What makes Martinmas the bookend to Halloween? The connection may have something to do with the Celtic New Year––Samhain––which, over the centuries, evolved into our Halloween. Samhain marks, as well, in traditional reckoning of time, the transition to winter. With all of these November days since Samhain, since Halloween, our thoughts have gone deeper below the earth, just as the natural world also shifts its energy below the earth. Winter leads us there. Persephone leads us there. The trees take us there: The leaves have flown, all growth now is below, in the roots. This makes for stronger growth above ground come spring and summer: balance. As above, so below. Oh and guess what? November 11 is the old style date of Samhain. And here we are, then, at Martinmas.

It is, as well, Veteran’s Day, when we honor in the United States all who have served in the military. We used to call it Armistice Day, for it originally marked the signing of the armistice that ended the Great War, which is what we used to call World War I before World War II came to be. The armistice that brought peace after years of senseless fighting was signed in 1918 on Martinmas, at the eleventh hour of the eleventh day of the eleventh month.

So much associated with this day. One more thing: Martinmas is, traditionally, the time to taste the new wine, a fact certainly related to St. Martin’s patronage of winemakers and vineyard keepers. Each year’s Beaujolais Nouveau wines of France, always young wines, are typically released on or around Martinmas, and the day is often accompanied by a good meal featuring roast goose or turkey and chestnuts––typical harvest celebration foods––and, in Italy, Biscotti di San Martino: biscotti that are so hard, the only way to eat them, really, is to first dunk them in wine. My grandparents, all of them immigrants to the US from Italy, all made wine. My father was glad to get married and leave the winemaking that went on in his family home behind… but he married my mother, and her family made wine each autumn, too. The barrels that had to be cleaned out with water and chains, the crates of Zinfandel grapes that had to be washed and crushed… it was hard work, and I wish I could have been part of it. Winemaking is knowledge that has passed by the wayside in my family, drifted away. But certainly San Martino was important to all of my grandparents and to their wine. Grandpa made the wine, but Grandma made the cutto from the same must, the same grape juice, boiled down on the kitchen stove, reduced to a thick syrup, so specific to her region of Italy, used in desserts specific, too, to autumn and winter, some of which are full of meaning, too, as we remember those who have passed.

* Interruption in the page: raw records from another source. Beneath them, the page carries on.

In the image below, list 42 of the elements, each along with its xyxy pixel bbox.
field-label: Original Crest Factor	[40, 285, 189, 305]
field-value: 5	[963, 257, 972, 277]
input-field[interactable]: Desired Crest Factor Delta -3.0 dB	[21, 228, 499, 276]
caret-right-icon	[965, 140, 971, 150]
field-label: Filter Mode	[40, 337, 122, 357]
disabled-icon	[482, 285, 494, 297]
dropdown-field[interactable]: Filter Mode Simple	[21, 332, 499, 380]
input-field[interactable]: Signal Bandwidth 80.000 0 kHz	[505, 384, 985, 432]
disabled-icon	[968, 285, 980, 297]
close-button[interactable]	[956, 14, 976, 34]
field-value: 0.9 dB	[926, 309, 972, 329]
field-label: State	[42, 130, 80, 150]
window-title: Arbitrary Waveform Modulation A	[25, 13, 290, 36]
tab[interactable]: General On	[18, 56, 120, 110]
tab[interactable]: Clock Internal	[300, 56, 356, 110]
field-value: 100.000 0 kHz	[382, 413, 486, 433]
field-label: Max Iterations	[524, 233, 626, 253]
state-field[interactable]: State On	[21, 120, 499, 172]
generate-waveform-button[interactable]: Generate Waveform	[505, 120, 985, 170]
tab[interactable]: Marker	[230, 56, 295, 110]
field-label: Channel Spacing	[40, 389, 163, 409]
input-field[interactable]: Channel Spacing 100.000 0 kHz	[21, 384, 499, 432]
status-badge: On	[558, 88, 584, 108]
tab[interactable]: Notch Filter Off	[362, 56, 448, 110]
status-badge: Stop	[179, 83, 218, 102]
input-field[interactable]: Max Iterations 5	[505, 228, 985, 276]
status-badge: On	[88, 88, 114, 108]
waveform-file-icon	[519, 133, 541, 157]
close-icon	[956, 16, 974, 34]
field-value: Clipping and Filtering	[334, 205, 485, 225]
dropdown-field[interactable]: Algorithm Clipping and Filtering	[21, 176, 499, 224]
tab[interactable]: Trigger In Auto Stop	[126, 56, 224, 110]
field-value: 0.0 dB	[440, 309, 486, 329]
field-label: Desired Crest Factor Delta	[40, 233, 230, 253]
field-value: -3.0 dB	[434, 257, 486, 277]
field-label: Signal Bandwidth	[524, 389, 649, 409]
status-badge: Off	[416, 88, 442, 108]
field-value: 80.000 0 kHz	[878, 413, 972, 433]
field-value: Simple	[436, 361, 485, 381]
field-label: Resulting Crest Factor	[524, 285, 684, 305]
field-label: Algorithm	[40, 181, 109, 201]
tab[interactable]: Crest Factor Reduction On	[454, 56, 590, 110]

The winemaking, the slow all-day cooking of the syrup, the remembrance: all of these are related, returning us to Hollantide. We eat, we drink, we keep the bridges open. Our thoughts below the earth, yet above, too: you may see poppies this day, for Armistice Day, for remembrance, poppies that come out of another famous poem for November, this one by John McCrae: In Flanders fields the poppies blow / Between the crosses, row on row . . . . We are the Dead. Short days ago / We lived, felt dawn, saw sunset glow, / Loved and were loved, and now we lie / in Flanders fields. We remember our veterans, we remember our winemakers, we remember all who have come and gone before us in these autumnal days as we continue to turn thoughts and actions inward with winter’s approach. These are rich traditions, tangible through tastes and aromas. And this, too, is why I now love November.

 

Image: I’ve used this photo before for Martinmas, but I can’t help using it again. I love the fact that every single person is raising a glass. The photo was taken, probably by my dad, at my sister Marietta’s christening dinner in Brooklyn in February, 1953. The folks in the picture are parents, grandparents, aunts, uncles, godparents. The wine, no doubt, was my grandfather’s own vintage, and he is right there in the foreground, exuberant as he always was. Salute!